2. The effort to control an empire of “foreigners” almost inevitably leads a government into tyrannizing over its own citizenry. Thus the government of Israel, which began with the proclamation of a state where all citizens would be equal, has devolved into a “Nation-State Law” proclaiming the superior value of its Jewish citizens, rejecting Arabic as a co-equal official language, and in practice subjecting its Palestinian communities to far poorer treatment in simple life-necessities like decent roads, schools, etc. And recent months have seen a multiplication of street attacks on “leftist” Jews as enemies of the State.
3. The insistence that the State of Israel and the behavior of its government represents all Jews is false and destructive. It tries to turn criticism of the State and its government into antisemitism, it poisons the bloodstream of a just and compassionate Torah, and it traps Jews into what Torah considers the worst of all sins – turning the State itself into an idol, the embodiment of God, not to be criticized on pain of heresy and a secular version of “excommunication.”
Indeed, the Talmud teaches that the impulse toward idolatry was found hiding in the Holy of Holies – a way of teaching that the danger of idol worship is greatest when it is focused on an institution of great real holiness. The Israel of refuge, the Israel of a vibrant Hebrew culture, the Israel of life-giving holiness – has for many Jews become an idol.
These events of the last few days are not an accidental mistake. They are rooted in the efforts of the Israeli government, Israeli police and security forces, and ultra-right-wing elements of Israeli “Jewish” society, especially some among Israeli settlers who have taken Palestinian land in the West Bank and East Jerusalem, to “ethnic cleansing” of crucial Palestinian neighborhoods in East Jerusalem, climaxing the efforts to implant Israeli cities – not mere clusters of a few houses -- on Palestinian land.
In 1969, shortly after my first visit to Israel and the occupied territories, I began urging and organizing for a two-state peace.
I know that Israeli policy and implantation of settlements has made this goal harder and harder to achieve, but bigger changes have happened in less time in recent years of world history.

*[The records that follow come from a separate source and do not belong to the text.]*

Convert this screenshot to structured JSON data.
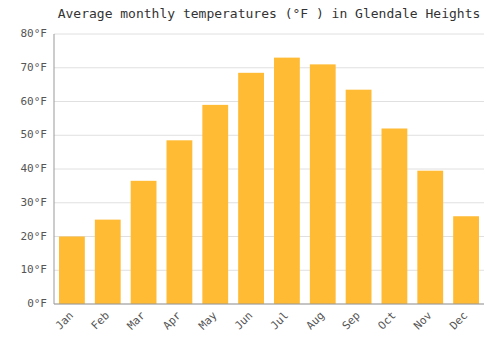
{
  "chart_data": {
    "type": "bar",
    "title": "Average monthly temperatures (°F ) in Glendale Heights",
    "categories": [
      "Jan",
      "Feb",
      "Mar",
      "Apr",
      "May",
      "Jun",
      "Jul",
      "Aug",
      "Sep",
      "Oct",
      "Nov",
      "Dec"
    ],
    "values": [
      20,
      25,
      36.5,
      48.5,
      59,
      68.5,
      73,
      71,
      63.5,
      52,
      39.5,
      26
    ],
    "color": "#FFBB33",
    "ylim": [
      0,
      80
    ],
    "yticks": [
      {
        "value": 0,
        "label": "0°F"
      },
      {
        "value": 10,
        "label": "10°F"
      },
      {
        "value": 20,
        "label": "20°F"
      },
      {
        "value": 30,
        "label": "30°F"
      },
      {
        "value": 40,
        "label": "40°F"
      },
      {
        "value": 50,
        "label": "50°F"
      },
      {
        "value": 60,
        "label": "60°F"
      },
      {
        "value": 70,
        "label": "70°F"
      },
      {
        "value": 80,
        "label": "80°F"
      }
    ],
    "grid": true
  }
}
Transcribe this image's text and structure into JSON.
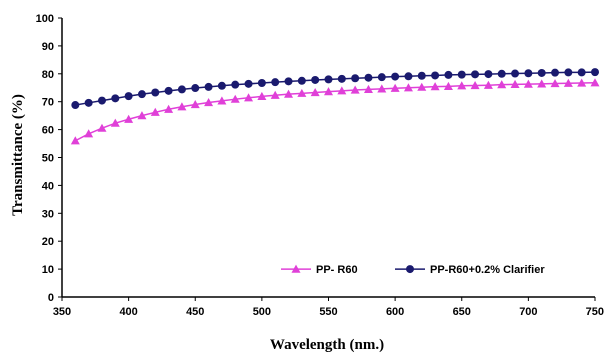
{
  "chart_data": {
    "type": "line",
    "title": "",
    "xlabel": "Wavelength (nm.)",
    "ylabel": "Transmittance (%)",
    "xlim": [
      350,
      750
    ],
    "ylim": [
      0,
      100
    ],
    "xticks": [
      350,
      400,
      450,
      500,
      550,
      600,
      650,
      700,
      750
    ],
    "yticks": [
      0,
      10,
      20,
      30,
      40,
      50,
      60,
      70,
      80,
      90,
      100
    ],
    "x": [
      360,
      370,
      380,
      390,
      400,
      410,
      420,
      430,
      440,
      450,
      460,
      470,
      480,
      490,
      500,
      510,
      520,
      530,
      540,
      550,
      560,
      570,
      580,
      590,
      600,
      610,
      620,
      630,
      640,
      650,
      660,
      670,
      680,
      690,
      700,
      710,
      720,
      730,
      740,
      750
    ],
    "series": [
      {
        "name": "PP- R60",
        "color": "#e040d8",
        "marker": "triangle",
        "values": [
          56.0,
          58.5,
          60.5,
          62.3,
          63.7,
          65.0,
          66.2,
          67.3,
          68.2,
          69.0,
          69.7,
          70.3,
          70.9,
          71.4,
          71.9,
          72.3,
          72.7,
          73.0,
          73.3,
          73.6,
          73.9,
          74.2,
          74.4,
          74.6,
          74.8,
          75.0,
          75.2,
          75.4,
          75.5,
          75.7,
          75.8,
          75.9,
          76.1,
          76.2,
          76.3,
          76.4,
          76.5,
          76.6,
          76.7,
          76.8
        ]
      },
      {
        "name": "PP-R60+0.2% Clarifier",
        "color": "#1a1a6e",
        "marker": "circle",
        "values": [
          68.8,
          69.6,
          70.4,
          71.2,
          72.0,
          72.7,
          73.3,
          73.9,
          74.4,
          74.9,
          75.3,
          75.7,
          76.1,
          76.4,
          76.7,
          77.0,
          77.3,
          77.5,
          77.8,
          78.0,
          78.2,
          78.4,
          78.6,
          78.8,
          79.0,
          79.1,
          79.3,
          79.4,
          79.6,
          79.7,
          79.8,
          79.9,
          80.0,
          80.1,
          80.2,
          80.3,
          80.4,
          80.5,
          80.5,
          80.6
        ]
      }
    ],
    "legend": "bottom-right",
    "grid": false
  }
}
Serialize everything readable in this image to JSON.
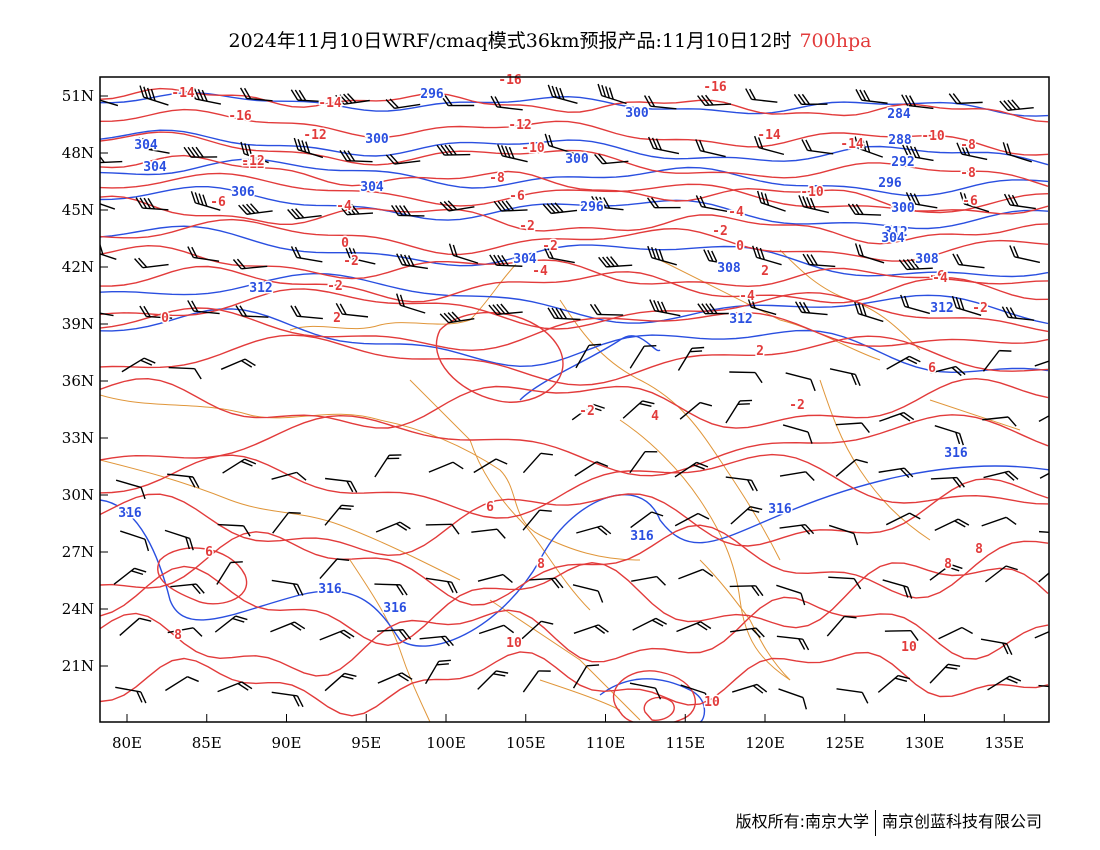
{
  "title": {
    "main": "2024年11月10日WRF/cmaq模式36km预报产品:11月10日12时",
    "level": "700hpa"
  },
  "colors": {
    "temperature": "#e23b3b",
    "height": "#2a4fe0",
    "border": "#e0963a",
    "wind": "#000000"
  },
  "axes": {
    "lon_ticks": [
      "80E",
      "85E",
      "90E",
      "95E",
      "100E",
      "105E",
      "110E",
      "115E",
      "120E",
      "125E",
      "130E",
      "135E"
    ],
    "lat_ticks": [
      "21N",
      "24N",
      "27N",
      "30N",
      "33N",
      "36N",
      "39N",
      "42N",
      "45N",
      "48N",
      "51N"
    ]
  },
  "temperature_labels": [
    "-16",
    "-14",
    "-16",
    "-14",
    "-16",
    "-12",
    "-12",
    "-14",
    "-12",
    "-10",
    "-10",
    "-8",
    "-8",
    "-6",
    "-6",
    "-4",
    "-4",
    "-2",
    "-2",
    "0",
    "0",
    "-2",
    "-2",
    "-4",
    "2",
    "-6",
    "-2",
    "-4",
    "-10",
    "-12",
    "-14",
    "-8",
    "-6",
    "-4",
    "-2",
    "-2",
    "-2",
    "0",
    "2",
    "2",
    "4",
    "6",
    "6",
    "8",
    "6",
    "8",
    "8",
    "8",
    "10",
    "10",
    "10"
  ],
  "height_labels": [
    "296",
    "300",
    "304",
    "304",
    "306",
    "300",
    "304",
    "300",
    "296",
    "312",
    "308",
    "304",
    "312",
    "312",
    "316",
    "316",
    "316",
    "316",
    "316",
    "316",
    "284",
    "288",
    "292",
    "296",
    "300",
    "304",
    "308",
    "312"
  ],
  "copyright": {
    "left": "版权所有:南京大学",
    "right": "南京创蓝科技有限公司"
  }
}
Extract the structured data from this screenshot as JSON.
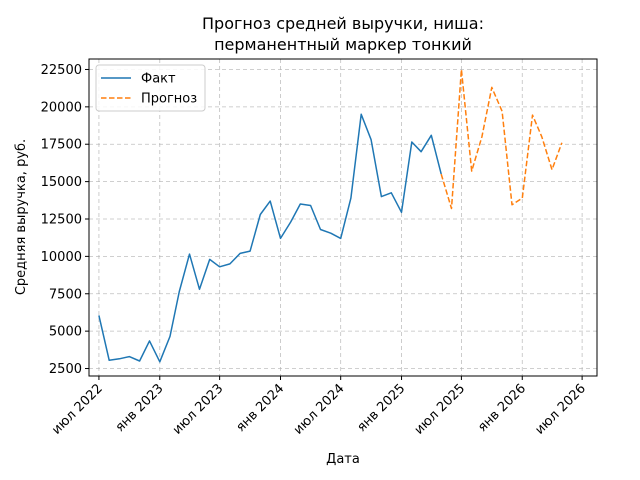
{
  "chart_data": {
    "type": "line",
    "title_lines": [
      "Прогноз средней выручки, ниша:",
      "перманентный маркер тонкий"
    ],
    "xlabel": "Дата",
    "ylabel": "Средняя выручка, руб.",
    "ylim": [
      2000,
      23200
    ],
    "xlim": [
      "2022-06-01",
      "2026-08-15"
    ],
    "grid": true,
    "legend_position": "top-left",
    "x_ticks": [
      {
        "date": "2022-07-01",
        "label": "июл 2022"
      },
      {
        "date": "2023-01-01",
        "label": "янв 2023"
      },
      {
        "date": "2023-07-01",
        "label": "июл 2023"
      },
      {
        "date": "2024-01-01",
        "label": "янв 2024"
      },
      {
        "date": "2024-07-01",
        "label": "июл 2024"
      },
      {
        "date": "2025-01-01",
        "label": "янв 2025"
      },
      {
        "date": "2025-07-01",
        "label": "июл 2025"
      },
      {
        "date": "2026-01-01",
        "label": "янв 2026"
      },
      {
        "date": "2026-07-01",
        "label": "июл 2026"
      }
    ],
    "y_ticks": [
      2500,
      5000,
      7500,
      10000,
      12500,
      15000,
      17500,
      20000,
      22500
    ],
    "series": [
      {
        "name": "Факт",
        "color": "#1f77b4",
        "style": "solid",
        "x": [
          "2022-07-01",
          "2022-08-01",
          "2022-09-01",
          "2022-10-01",
          "2022-11-01",
          "2022-12-01",
          "2023-01-01",
          "2023-02-01",
          "2023-03-01",
          "2023-04-01",
          "2023-05-01",
          "2023-06-01",
          "2023-07-01",
          "2023-08-01",
          "2023-09-01",
          "2023-10-01",
          "2023-11-01",
          "2023-12-01",
          "2024-01-01",
          "2024-02-01",
          "2024-03-01",
          "2024-04-01",
          "2024-05-01",
          "2024-06-01",
          "2024-07-01",
          "2024-08-01",
          "2024-09-01",
          "2024-10-01",
          "2024-11-01",
          "2024-12-01",
          "2025-01-01",
          "2025-02-01",
          "2025-03-01",
          "2025-04-01",
          "2025-05-01"
        ],
        "y": [
          6050,
          3050,
          3150,
          3300,
          3000,
          4350,
          2950,
          4650,
          7650,
          10150,
          7800,
          9800,
          9300,
          9500,
          10200,
          10350,
          12800,
          13700,
          11200,
          12300,
          13500,
          13400,
          11800,
          11550,
          11200,
          13900,
          19500,
          17800,
          14000,
          14250,
          12950,
          17650,
          17000,
          18100,
          15500
        ]
      },
      {
        "name": "Прогноз",
        "color": "#ff7f0e",
        "style": "dashed",
        "x": [
          "2025-05-01",
          "2025-06-01",
          "2025-07-01",
          "2025-08-01",
          "2025-09-01",
          "2025-10-01",
          "2025-11-01",
          "2025-12-01",
          "2026-01-01",
          "2026-02-01",
          "2026-03-01",
          "2026-04-01",
          "2026-05-01"
        ],
        "y": [
          15500,
          13200,
          22500,
          15700,
          18000,
          21300,
          19700,
          13450,
          13900,
          19450,
          18000,
          15800,
          17600
        ]
      }
    ]
  }
}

Already, small groups of Israelis and Palestinians have banded together precisely because their beloved family and friends have been killed by “the other side” -- and they have decided to stop the killing instead of revenging it with more death.

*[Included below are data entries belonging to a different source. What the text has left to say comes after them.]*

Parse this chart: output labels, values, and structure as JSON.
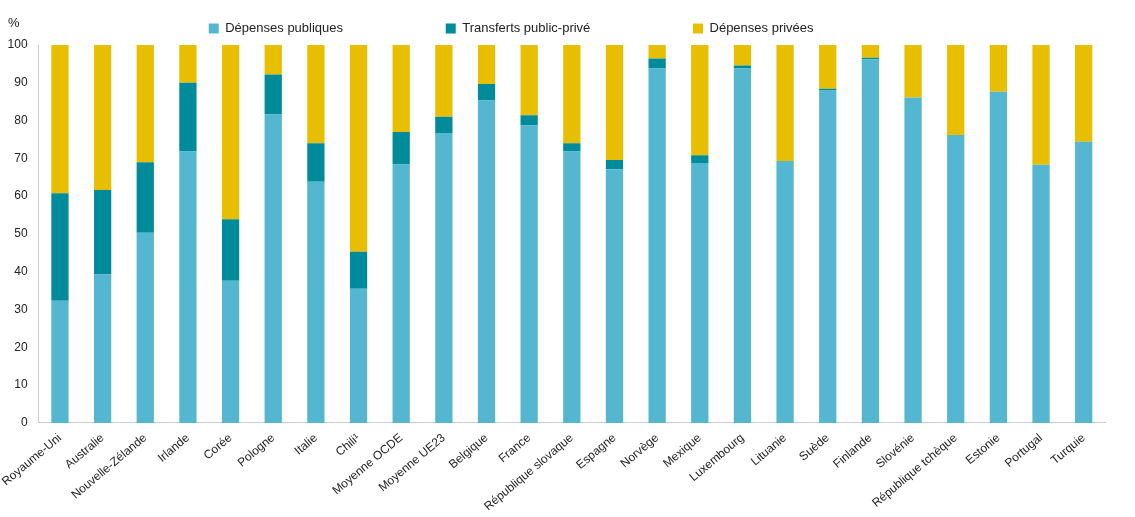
{
  "chart_data": {
    "type": "bar",
    "stacked": true,
    "ylabel": "%",
    "legend": "top",
    "grid": false,
    "categories": [
      "Royaume-Uni",
      "Australie",
      "Nouvelle-Zélande",
      "Irlande",
      "Corée",
      "Pologne",
      "Italie",
      "Chili¹",
      "Moyenne OCDE",
      "Moyenne UE23",
      "Belgique",
      "France",
      "République slovaque",
      "Espagne",
      "Norvège",
      "Mexique",
      "Luxembourg",
      "Lituanie",
      "Suède",
      "Finlande",
      "Slovénie",
      "République tchèque",
      "Estonie",
      "Portugal",
      "Turquie"
    ],
    "ylim": [
      0,
      100
    ],
    "yticks": [
      0,
      10,
      20,
      30,
      40,
      50,
      60,
      70,
      80,
      90,
      100
    ],
    "series": [
      {
        "name": "Dépenses publiques",
        "color": "#55b6d0",
        "values": [
          32.3,
          39.3,
          50.3,
          71.8,
          37.6,
          81.6,
          63.8,
          35.5,
          68.4,
          76.7,
          85.3,
          78.7,
          71.8,
          67.1,
          93.8,
          68.8,
          93.8,
          69.3,
          88.1,
          96.2,
          86.1,
          76.2,
          87.6,
          68.3,
          74.4
        ]
      },
      {
        "name": "Transferts public-privé",
        "color": "#008b9a",
        "values": [
          28.5,
          22.3,
          18.7,
          18.2,
          16.3,
          10.6,
          10.2,
          9.8,
          8.6,
          4.3,
          4.4,
          2.7,
          2.2,
          2.5,
          2.6,
          2.0,
          0.8,
          0,
          0.3,
          0.4,
          0,
          0,
          0,
          0,
          0
        ]
      },
      {
        "name": "Dépenses privées",
        "color": "#e8be00",
        "values": [
          39.2,
          38.4,
          31.0,
          10.0,
          46.1,
          7.8,
          26.0,
          54.7,
          23.0,
          19.0,
          10.3,
          18.6,
          26.0,
          30.4,
          3.6,
          29.2,
          5.4,
          30.7,
          11.6,
          3.4,
          13.9,
          23.8,
          12.4,
          31.7,
          25.6
        ]
      }
    ]
  }
}
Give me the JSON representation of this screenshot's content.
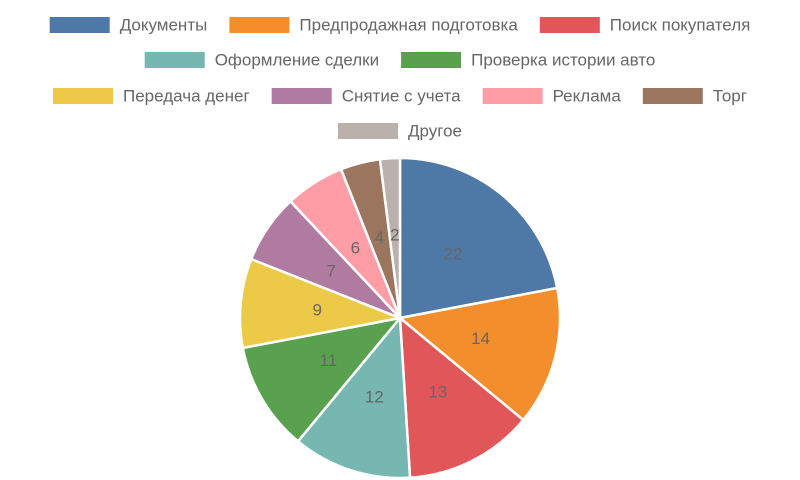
{
  "chart_data": {
    "type": "pie",
    "title": "",
    "legend_position": "top",
    "slices": [
      {
        "label": "Документы",
        "value": 22,
        "color": "#4e79a7"
      },
      {
        "label": "Предпродажная подготовка",
        "value": 14,
        "color": "#f28e2b"
      },
      {
        "label": "Поиск покупателя",
        "value": 13,
        "color": "#e15759"
      },
      {
        "label": "Оформление сделки",
        "value": 12,
        "color": "#76b7b2"
      },
      {
        "label": "Проверка истории авто",
        "value": 11,
        "color": "#59a14f"
      },
      {
        "label": "Передача денег",
        "value": 9,
        "color": "#edc948"
      },
      {
        "label": "Снятие с учета",
        "value": 7,
        "color": "#b07aa1"
      },
      {
        "label": "Реклама",
        "value": 6,
        "color": "#ff9da7"
      },
      {
        "label": "Торг",
        "value": 4,
        "color": "#9c755f"
      },
      {
        "label": "Другое",
        "value": 2,
        "color": "#bab0ac"
      }
    ]
  }
}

They are creating the future in the present, and have won tens of thousands of overseas supporters.
Already, movements of mostly young American Jews have challenged the automatic assumption that they should give uncritical support to any Israeli government.
When might those energies help create an alliance of some major Jewish, Christian, and Muslim religious groupings in the US to focus not on what feels to many Israelis like attacking Israel itself with "total BDS," but aim instead at ending the Occupation and campaigning for agreement on two states, or a confederation, or some even more creative and just solution?
When might that kind of growing energy persuade the various Jewish Federations of North America to put half the donations assigned for Israel into an escrow fund, to be released only upon the conclusion of a peace treaty? When might the Federations set aside some money to work for peaceful Palestinian self-determination that frees Israel and American Jewry from a role as subjugator or idolator?
When might the US government respond to growing demands that it wrap military aid to Israel and various Arab governments in a blanket of confidence-building steps toward peace?
These questions cannot be answered by predictive analysis. They can only be answered by prophetic action.